Artur da Távola era o pseudônimo profissional do culto jornalista e político carioca Paulo Alberto Moretzsonh Monteiro de Barros, falecido em 2008, meu amigo pessoal.
Reginaldo Vasconcelos
COMENTÁRIO:
Tenho sempre dito
que para mim a memória é um patrimônio precioso, de modo que os tempos idos da
minha vida não se vão delir jamais do meu presente, reverenciados que são, continuamente revisitados, revigorados pela narrativa vocal ou literária,
tratados como acervo imarcerscível do suprarreal, e não como mero devaneio de
lembranças.
O que vivi um dia
não é hoje para mim “papel queimado”, mas registro perene no bronze eterno da
existência. Os personagens de antanho estão cristalizados no tempo como foram, desimportando
o que são agora e o que não são. Quando a minha memória retrógrada se for vai a
minha alma, e eu não quero sobreviver a ela um só minuto.
Esse o tema de
entrada de Vianney Mesquita, que no artigo acima comenta o livro memorial de
Alfa Medeiros.
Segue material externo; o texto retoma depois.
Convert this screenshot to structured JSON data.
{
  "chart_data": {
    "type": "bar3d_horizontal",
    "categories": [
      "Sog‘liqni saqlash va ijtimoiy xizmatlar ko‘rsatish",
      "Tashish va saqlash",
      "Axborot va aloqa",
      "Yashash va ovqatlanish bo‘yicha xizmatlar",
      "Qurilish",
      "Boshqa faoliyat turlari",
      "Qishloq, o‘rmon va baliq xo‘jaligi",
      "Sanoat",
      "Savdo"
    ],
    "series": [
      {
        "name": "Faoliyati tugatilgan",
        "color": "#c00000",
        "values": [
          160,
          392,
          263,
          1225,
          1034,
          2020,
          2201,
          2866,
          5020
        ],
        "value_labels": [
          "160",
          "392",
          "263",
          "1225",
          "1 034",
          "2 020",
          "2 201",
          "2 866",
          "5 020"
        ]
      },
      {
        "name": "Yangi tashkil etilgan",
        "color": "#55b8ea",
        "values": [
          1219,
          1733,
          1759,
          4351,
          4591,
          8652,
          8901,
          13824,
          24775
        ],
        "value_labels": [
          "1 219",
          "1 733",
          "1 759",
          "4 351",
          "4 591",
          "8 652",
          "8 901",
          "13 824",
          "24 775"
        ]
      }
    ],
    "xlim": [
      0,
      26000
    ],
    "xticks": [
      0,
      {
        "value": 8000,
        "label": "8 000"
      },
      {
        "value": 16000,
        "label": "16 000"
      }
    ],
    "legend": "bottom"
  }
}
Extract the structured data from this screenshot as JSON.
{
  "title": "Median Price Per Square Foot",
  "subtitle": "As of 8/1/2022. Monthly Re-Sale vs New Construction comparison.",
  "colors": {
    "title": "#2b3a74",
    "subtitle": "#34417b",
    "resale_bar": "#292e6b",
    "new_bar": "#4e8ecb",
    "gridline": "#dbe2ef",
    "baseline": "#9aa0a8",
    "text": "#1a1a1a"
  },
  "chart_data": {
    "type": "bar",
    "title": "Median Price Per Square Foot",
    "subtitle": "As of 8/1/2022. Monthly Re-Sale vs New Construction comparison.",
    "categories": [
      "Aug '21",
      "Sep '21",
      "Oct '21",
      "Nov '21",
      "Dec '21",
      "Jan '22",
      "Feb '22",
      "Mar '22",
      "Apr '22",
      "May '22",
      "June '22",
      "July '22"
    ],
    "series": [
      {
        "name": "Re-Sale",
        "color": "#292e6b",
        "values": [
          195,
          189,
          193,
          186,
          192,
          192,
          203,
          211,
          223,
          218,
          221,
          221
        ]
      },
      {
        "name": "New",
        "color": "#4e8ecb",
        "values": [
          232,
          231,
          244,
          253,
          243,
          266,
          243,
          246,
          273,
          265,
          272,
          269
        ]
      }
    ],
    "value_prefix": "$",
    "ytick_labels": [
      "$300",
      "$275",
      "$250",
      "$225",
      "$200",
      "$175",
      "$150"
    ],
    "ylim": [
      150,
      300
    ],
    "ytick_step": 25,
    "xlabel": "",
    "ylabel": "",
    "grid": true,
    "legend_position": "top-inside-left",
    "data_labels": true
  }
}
E o mestre o faz em português escorreito, evitando
propositadamente aplicar a palavra “que”, exercício delicado de quem domina bem
o bel vernáculo. Ademais, inda utiliza formas de ortografia alternativa,
exatamente para apresentar ao leitor palavras novas, na verdade termos
veteranos do idioma, todos eles aprestados e a postos na multidão verbal dos
dicionários.
O leitor mais
cônscio do seu domínio do idioma, porém jejuno quanto a Vianney Mesquita, vai
deparar no texto com um “descontruem”, com um “registo”, com um “pontoação”, e
certamente enxergar erro onde não há. Caluda! Com Vianney não se discute a Flor
do Lácio, a última, inculta e bela.
A propósito, gosto
de lembrar que certa vez, enquanto eu estava absorto em uma tarefa burocrática
em meu birô, um colega de trabalho me veio consultar sobre uma construção
frasal ou uma expressão que lera numa publicação que tinha em mãos, e que lhe
pareceu equivocada.
Muito ocupado, sem tempo para um
melhor exame, ocorreu-me perguntar-lhe antes quem era o autor do texto em que
se continha o tal excerto. “Artur da Távola” – ele respondeu. “Então está
correto” – asseverei. Ora, quem sabe, sabe, e quem não sabe diz amém.
Artur da Távola era o pseudônimo profissional do culto jornalista e político carioca Paulo Alberto Moretzsonh Monteiro de Barros, falecido em 2008, meu amigo pessoal.